In other words, once Sergeant Quinn
allegedly discriminated against Officer King by assigning her to a busy courtroom without a
partner, Officer King had to work in that courtroom daily. As a result, a factfinder could
determine that the discrimination was pervasive in that Officer King was repeatedly affected by
the alleged discrimination.
Some other alleged discriminatory acts—such as not allowing
Officer King to “slide out” of work early—were similarly ongoing; Officer King was continually
unable to participate in these otherwise apparently accepted actions.4 Because this analysis is
typically a question of fact, and because a factfinder could find that the discrimination was
pervasive insofar as it was ongoing, the Court will not grant summary judgment on this basis.
CONCLUSION
It is unclear from the record whether Sergeant Quinn treated Officer King differently
because of Officer King’s race or merely because Officer King was not one of Sergeant Quinn’s
“favorites.” Because fact issues remain, the Court will deny the motion as to the hostile work
environment claim against Officer King.
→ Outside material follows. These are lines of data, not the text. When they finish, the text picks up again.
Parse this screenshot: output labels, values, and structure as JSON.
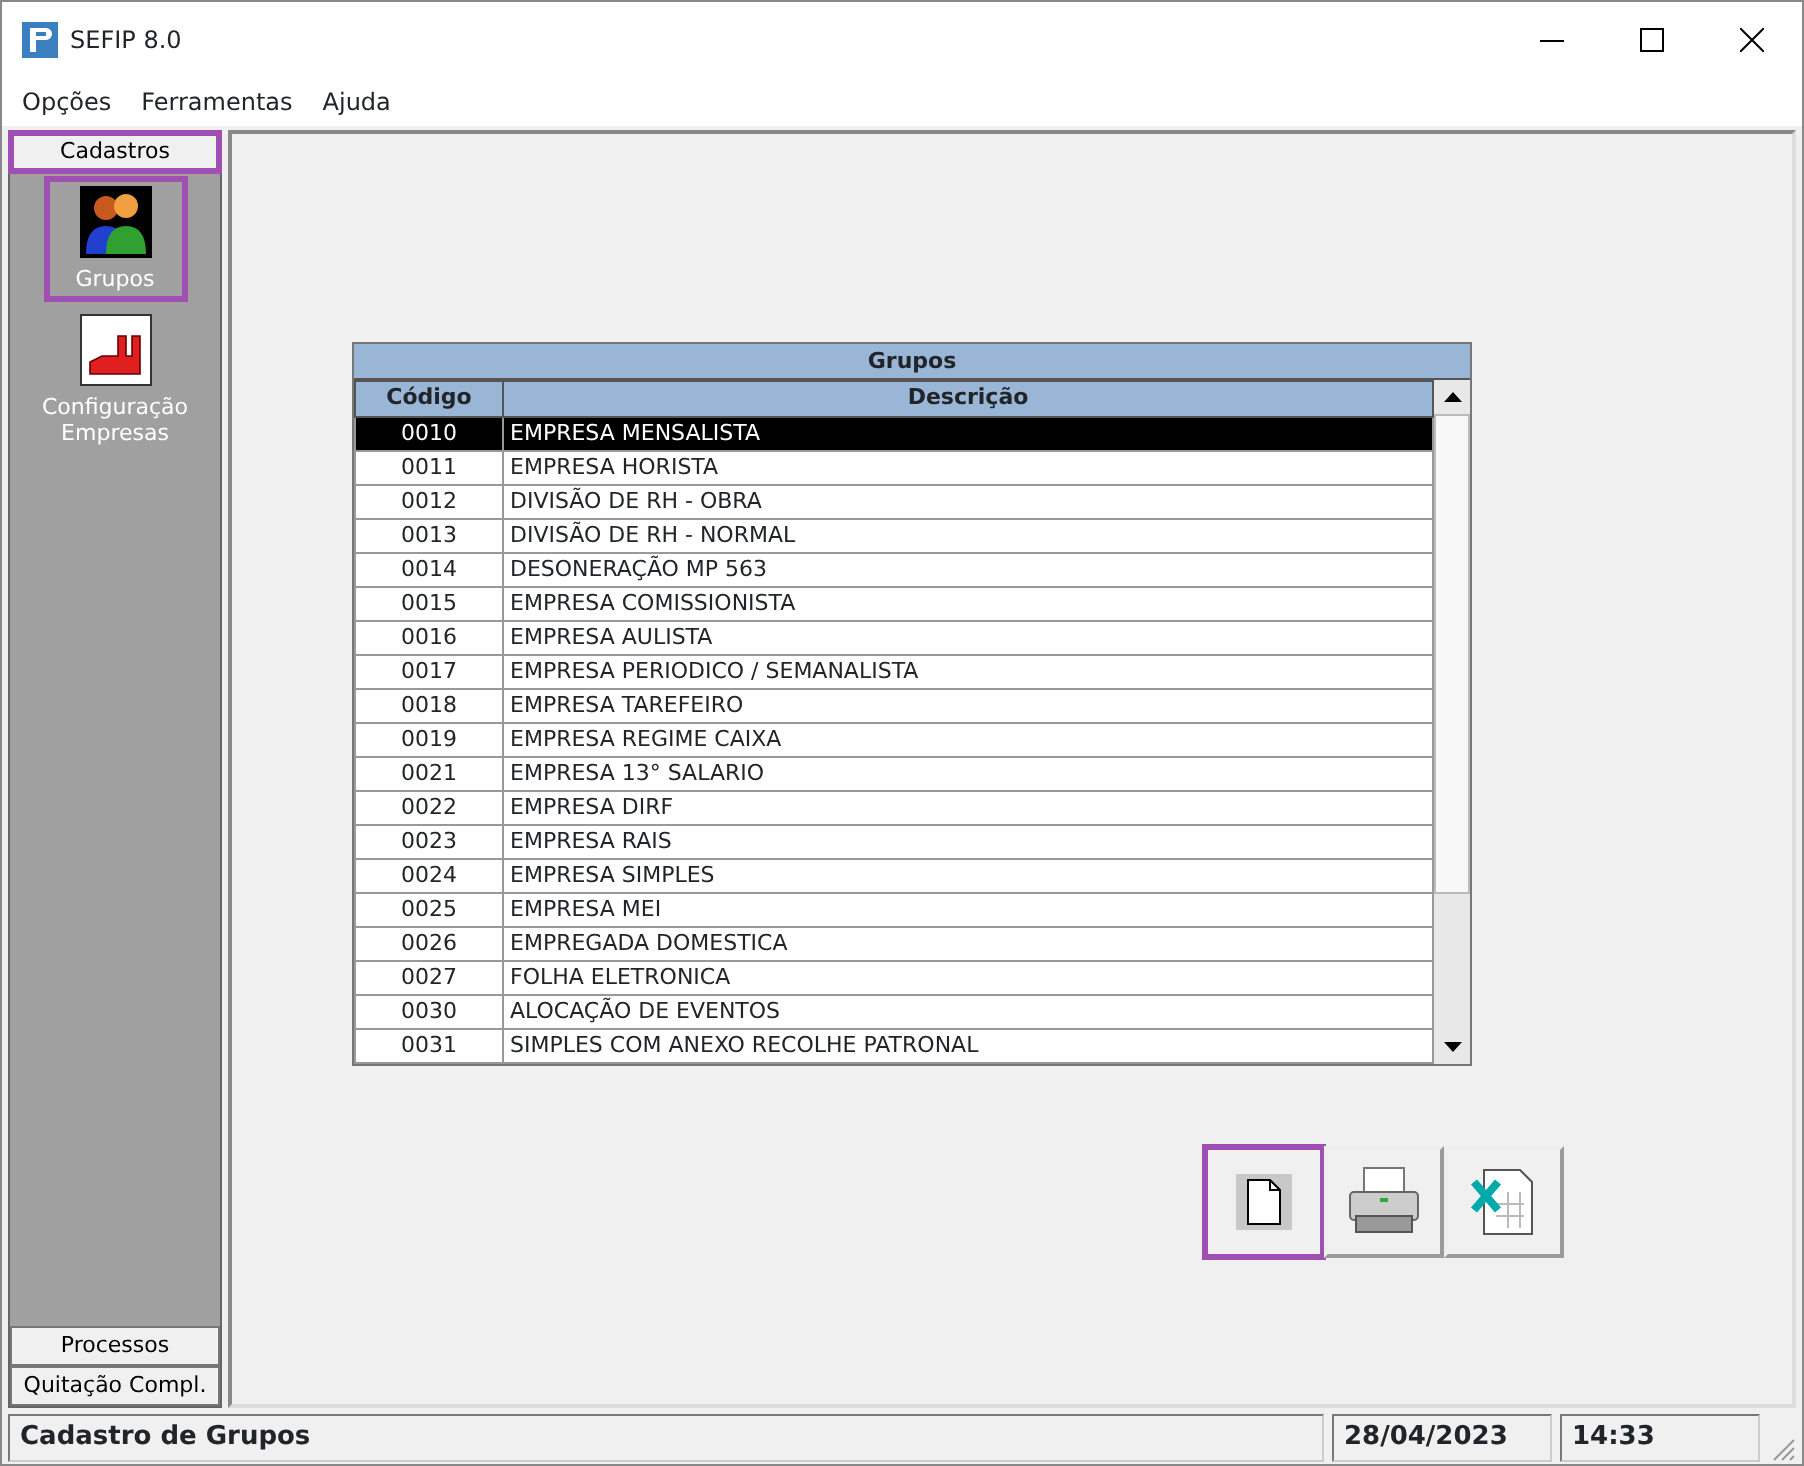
{
  "window": {
    "title": "SEFIP 8.0"
  },
  "menu": [
    "Opções",
    "Ferramentas",
    "Ajuda"
  ],
  "sidebar": {
    "sections": [
      {
        "label": "Cadastros",
        "highlighted": true,
        "expanded": true,
        "items": [
          {
            "kind": "groups",
            "label": "Grupos",
            "highlighted": true
          },
          {
            "kind": "companies",
            "label": "Configuração Empresas",
            "highlighted": false
          }
        ]
      },
      {
        "label": "Processos",
        "highlighted": false,
        "expanded": false
      },
      {
        "label": "Quitação Compl.",
        "highlighted": false,
        "expanded": false
      }
    ]
  },
  "table": {
    "title": "Grupos",
    "columns": [
      "Código",
      "Descrição"
    ],
    "rows": [
      {
        "cells": [
          "0010",
          "EMPRESA MENSALISTA"
        ],
        "selected": true
      },
      {
        "cells": [
          "0011",
          "EMPRESA HORISTA"
        ],
        "selected": false
      },
      {
        "cells": [
          "0012",
          "DIVISÃO DE RH - OBRA"
        ],
        "selected": false
      },
      {
        "cells": [
          "0013",
          "DIVISÃO DE RH - NORMAL"
        ],
        "selected": false
      },
      {
        "cells": [
          "0014",
          "DESONERAÇÃO MP 563"
        ],
        "selected": false
      },
      {
        "cells": [
          "0015",
          "EMPRESA COMISSIONISTA"
        ],
        "selected": false
      },
      {
        "cells": [
          "0016",
          "EMPRESA AULISTA"
        ],
        "selected": false
      },
      {
        "cells": [
          "0017",
          "EMPRESA PERIODICO / SEMANALISTA"
        ],
        "selected": false
      },
      {
        "cells": [
          "0018",
          "EMPRESA TAREFEIRO"
        ],
        "selected": false
      },
      {
        "cells": [
          "0019",
          "EMPRESA REGIME CAIXA"
        ],
        "selected": false
      },
      {
        "cells": [
          "0021",
          "EMPRESA 13° SALARIO"
        ],
        "selected": false
      },
      {
        "cells": [
          "0022",
          "EMPRESA DIRF"
        ],
        "selected": false
      },
      {
        "cells": [
          "0023",
          "EMPRESA RAIS"
        ],
        "selected": false
      },
      {
        "cells": [
          "0024",
          "EMPRESA SIMPLES"
        ],
        "selected": false
      },
      {
        "cells": [
          "0025",
          "EMPRESA MEI"
        ],
        "selected": false
      },
      {
        "cells": [
          "0026",
          "EMPREGADA DOMESTICA"
        ],
        "selected": false
      },
      {
        "cells": [
          "0027",
          "FOLHA ELETRONICA"
        ],
        "selected": false
      },
      {
        "cells": [
          "0030",
          "ALOCAÇÃO DE EVENTOS"
        ],
        "selected": false
      },
      {
        "cells": [
          "0031",
          "SIMPLES COM ANEXO RECOLHE PATRONAL"
        ],
        "selected": false
      }
    ]
  },
  "toolbar": [
    {
      "kind": "new",
      "highlighted": true
    },
    {
      "kind": "print",
      "highlighted": false
    },
    {
      "kind": "excel",
      "highlighted": false
    }
  ],
  "status_bar": {
    "message": "Cadastro de Grupos",
    "date": "28/04/2023",
    "time": "14:33"
  }
}
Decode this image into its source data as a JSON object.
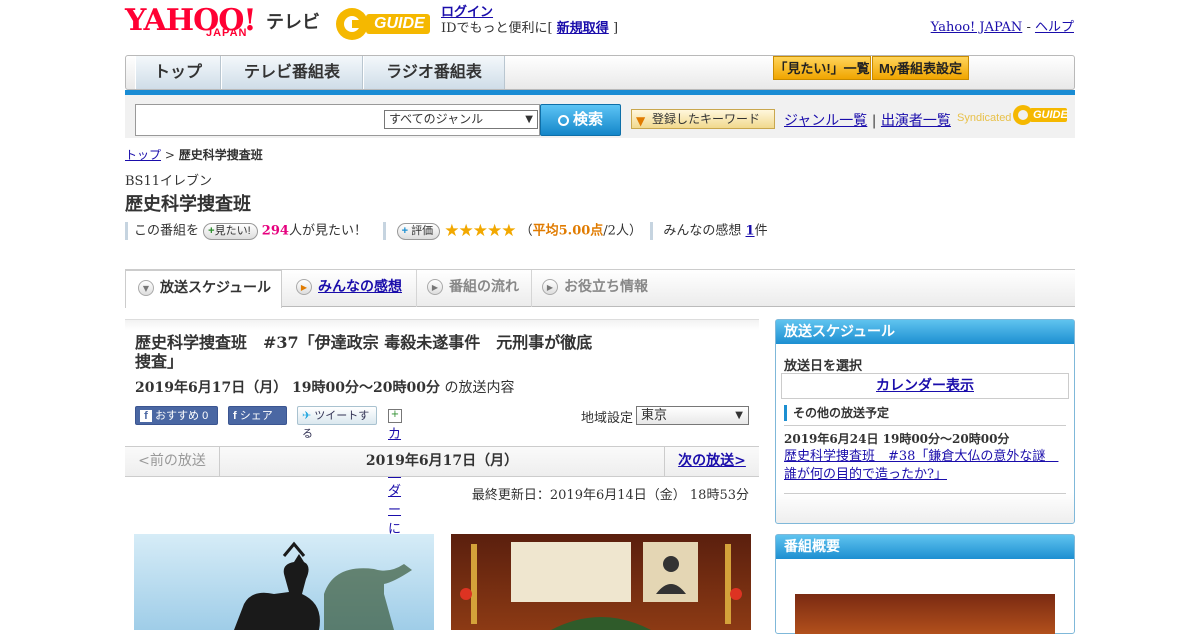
{
  "header": {
    "logo_yahoo": "YAHOO!",
    "logo_japan": "JAPAN",
    "logo_tv": "テレビ",
    "logo_gguide": "GUIDE",
    "login_label": "ログイン",
    "login_tagline": "IDでもっと便利に[",
    "register_label": "新規取得",
    "register_suffix": "]",
    "yahoo_japan_link": "Yahoo! JAPAN",
    "separator": "-",
    "help_link": "ヘルプ"
  },
  "nav": {
    "tabs": [
      "トップ",
      "テレビ番組表",
      "ラジオ番組表"
    ],
    "want_list_button": "「見たい!」一覧",
    "my_schedule_button": "My番組表設定"
  },
  "search": {
    "placeholder": "",
    "genre_selected": "すべてのジャンル",
    "search_button": "検索",
    "keyword_button": "登録したキーワード",
    "genre_list_link": "ジャンル一覧",
    "link_separator": "|",
    "performer_list_link": "出演者一覧",
    "syndicated_text": "Syndicated",
    "syndicated_logo": "GUIDE"
  },
  "breadcrumb": {
    "top": "トップ",
    "sep": ">",
    "current": "歴史科学捜査班"
  },
  "program": {
    "channel": "BS11イレブン",
    "title": "歴史科学捜査班",
    "want_prefix": "この番組を",
    "want_button": "見たい!",
    "want_count": "294",
    "want_suffix": "人が見たい！",
    "rating_button": "評価",
    "stars": "★★★★★",
    "rating_open": "（",
    "rating_avg": "平均5.00点",
    "rating_count": "/2人）",
    "impressions_label": "みんなの感想",
    "impressions_count": "1",
    "impressions_suffix": "件"
  },
  "content_tabs": [
    "放送スケジュール",
    "みんなの感想",
    "番組の流れ",
    "お役立ち情報"
  ],
  "episode": {
    "title": "歴史科学捜査班　#37「伊達政宗 毒殺未遂事件　元刑事が徹底捜査」",
    "datetime": "2019年6月17日（月） 19時00分～20時00分",
    "datetime_suffix": "の放送内容",
    "fb_recommend": "おすすめ",
    "fb_count": "0",
    "fb_share": "シェア",
    "tweet": "ツイートする",
    "calendar_register": "カレンダーに登録",
    "region_label": "地域設定",
    "region_selected": "東京"
  },
  "pager": {
    "prev": "<前の放送",
    "date": "2019年6月17日（月）",
    "next": "次の放送>"
  },
  "updated": "最終更新日：2019年6月14日（金） 18時53分",
  "sidebar": {
    "schedule_title": "放送スケジュール",
    "select_date": "放送日を選択",
    "calendar_button": "カレンダー表示",
    "other_schedule": "その他の放送予定",
    "other_date": "2019年6月24日 19時00分～20時00分",
    "other_link": "歴史科学捜査班　#38「鎌倉大仏の意外な謎　誰が何の目的で造ったか?」",
    "summary_title": "番組概要"
  }
}
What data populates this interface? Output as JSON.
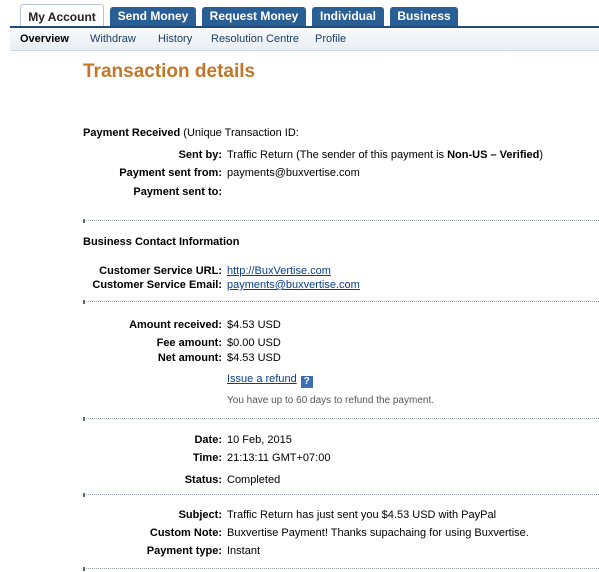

But the record allows only one conclusion as to the
claim against the City of Philadelphia, which must be dismissed. As a result, and based on the
foregoing analysis, the motion for summary judgment is granted in part and denied in part. An
appropriate order follows.
BY THE COURT:
s/ Gene E.K. Pratter _____________
GENE E.K. PRATTER
UNITED STATES DISTRICT JUDGE
The Court sets forth no view at this time as to whether or to what extent Officer King’s
desire to “slide out” of work early merits consideration in this case.